Wednesday, 21 August 2013

Wikileaks Boy To Bag Up To 90 Years Jail Term

Bradley Edward Manning is a United States Army soldier who was arrested in May 2010 in Iraq on suspicion of having passed classified material to the website WikiLeaks. The soldier will be told at 10 a.m. EDT on Wednesday how much of his life will be spent in a military prison, a U.S. Army spokesman said on Tuesday.

The judge, Colonel Denise Lind, began deliberating Manning's sentence on Tuesday and later told the court that sentencing would take place at 10 a.m., the spokesman said.

Manning, a 25-year-old private first class, could face as up to 90 years in prison for giving more than 700,000 classified files, battlefield videos and diplomatic cables to the pro-transparency website.
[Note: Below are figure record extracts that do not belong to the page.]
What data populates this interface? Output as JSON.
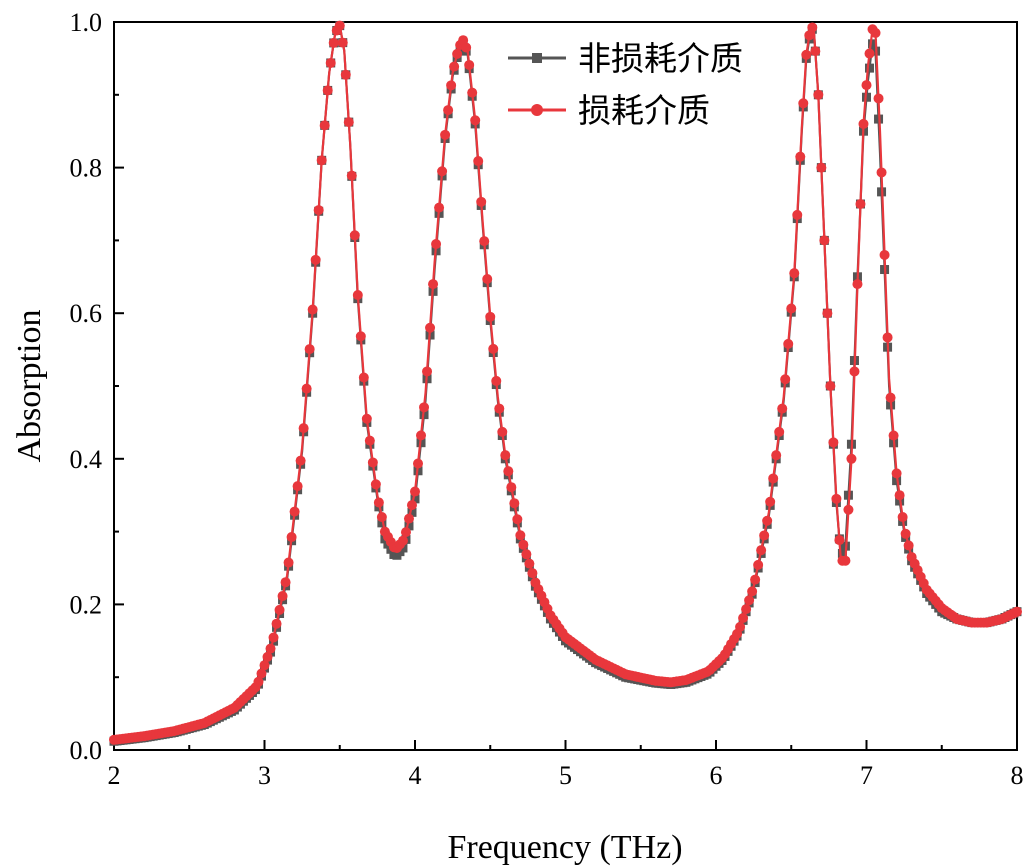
{
  "chart_data": {
    "type": "line",
    "xlabel": "Frequency (THz)",
    "ylabel": "Absorption",
    "xlim": [
      2,
      8
    ],
    "ylim": [
      0,
      1
    ],
    "xticks": [
      "2",
      "3",
      "4",
      "5",
      "6",
      "7",
      "8"
    ],
    "yticks": [
      "0.0",
      "0.2",
      "0.4",
      "0.6",
      "0.8",
      "1.0"
    ],
    "grid": false,
    "legend_position": "top-center",
    "x": [
      2.0,
      2.2,
      2.4,
      2.6,
      2.8,
      2.95,
      3.05,
      3.15,
      3.25,
      3.32,
      3.38,
      3.43,
      3.47,
      3.5,
      3.53,
      3.57,
      3.62,
      3.68,
      3.75,
      3.8,
      3.87,
      3.93,
      4.0,
      4.07,
      4.13,
      4.2,
      4.25,
      4.29,
      4.32,
      4.35,
      4.4,
      4.45,
      4.5,
      4.55,
      4.6,
      4.7,
      4.8,
      4.9,
      5.0,
      5.2,
      5.4,
      5.6,
      5.7,
      5.8,
      5.95,
      6.05,
      6.15,
      6.25,
      6.35,
      6.45,
      6.52,
      6.57,
      6.6,
      6.63,
      6.65,
      6.68,
      6.72,
      6.76,
      6.8,
      6.83,
      6.86,
      6.9,
      6.94,
      6.98,
      7.01,
      7.04,
      7.06,
      7.09,
      7.12,
      7.15,
      7.2,
      7.25,
      7.3,
      7.4,
      7.5,
      7.6,
      7.7,
      7.8,
      7.9,
      8.0
    ],
    "series": [
      {
        "name": "非损耗介质",
        "color": "#555555",
        "marker": "square",
        "values": [
          0.012,
          0.017,
          0.024,
          0.035,
          0.055,
          0.085,
          0.14,
          0.235,
          0.41,
          0.6,
          0.81,
          0.93,
          0.985,
          0.995,
          0.96,
          0.83,
          0.62,
          0.45,
          0.345,
          0.29,
          0.265,
          0.28,
          0.345,
          0.48,
          0.66,
          0.84,
          0.925,
          0.96,
          0.97,
          0.955,
          0.86,
          0.72,
          0.59,
          0.48,
          0.4,
          0.29,
          0.225,
          0.18,
          0.15,
          0.12,
          0.1,
          0.092,
          0.09,
          0.093,
          0.105,
          0.125,
          0.16,
          0.22,
          0.32,
          0.48,
          0.65,
          0.85,
          0.95,
          0.99,
          0.99,
          0.9,
          0.7,
          0.5,
          0.34,
          0.265,
          0.28,
          0.42,
          0.65,
          0.85,
          0.92,
          0.97,
          0.96,
          0.82,
          0.66,
          0.5,
          0.37,
          0.3,
          0.26,
          0.215,
          0.19,
          0.18,
          0.175,
          0.175,
          0.18,
          0.19
        ]
      },
      {
        "name": "损耗介质",
        "color": "#e8373c",
        "marker": "circle",
        "values": [
          0.014,
          0.019,
          0.026,
          0.037,
          0.058,
          0.088,
          0.145,
          0.24,
          0.415,
          0.605,
          0.81,
          0.93,
          0.985,
          0.995,
          0.96,
          0.83,
          0.625,
          0.455,
          0.35,
          0.3,
          0.275,
          0.29,
          0.355,
          0.49,
          0.67,
          0.845,
          0.93,
          0.965,
          0.975,
          0.96,
          0.865,
          0.725,
          0.595,
          0.485,
          0.405,
          0.295,
          0.23,
          0.185,
          0.155,
          0.124,
          0.104,
          0.095,
          0.093,
          0.096,
          0.108,
          0.128,
          0.163,
          0.224,
          0.325,
          0.485,
          0.655,
          0.855,
          0.955,
          0.995,
          0.99,
          0.9,
          0.7,
          0.5,
          0.345,
          0.26,
          0.26,
          0.4,
          0.64,
          0.86,
          0.94,
          0.99,
          0.985,
          0.85,
          0.68,
          0.51,
          0.38,
          0.305,
          0.265,
          0.22,
          0.195,
          0.18,
          0.175,
          0.175,
          0.18,
          0.19
        ]
      }
    ]
  }
}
Prosecutors asked for 60 years, while the defense asked the judge not to rob him of his youth.

Manning, who was a low-level intelligence analyst in Baghdad in 2010 when he handed over the documents, was convicted in July on 20 counts including espionage and theft.

He was found not guilty on the most serious charge, aiding the enemy, which had carried a possible sentence of life in prison without parole.

The classified material that shocked many around the world was a 2007 gunsight video of a U.S. Apache helicopter firing at suspected insurgents in Baghdad. A dozen people were killed, including two Reuters news staff, and WikiLeaks dubbed the footage "Collateral Murder."

The release of the documents catapulted WikiLeaks and its founder, Julian Assange, to the international spotlight and heightened a debate on government secrecy. A U.S. rights group has said Manning should be a candidate for this year's Nobel Peace Prize.

Prosecutors have contended that when Manning turned over the secret documents he had put national security, including overseas intelligence operatives, at risk.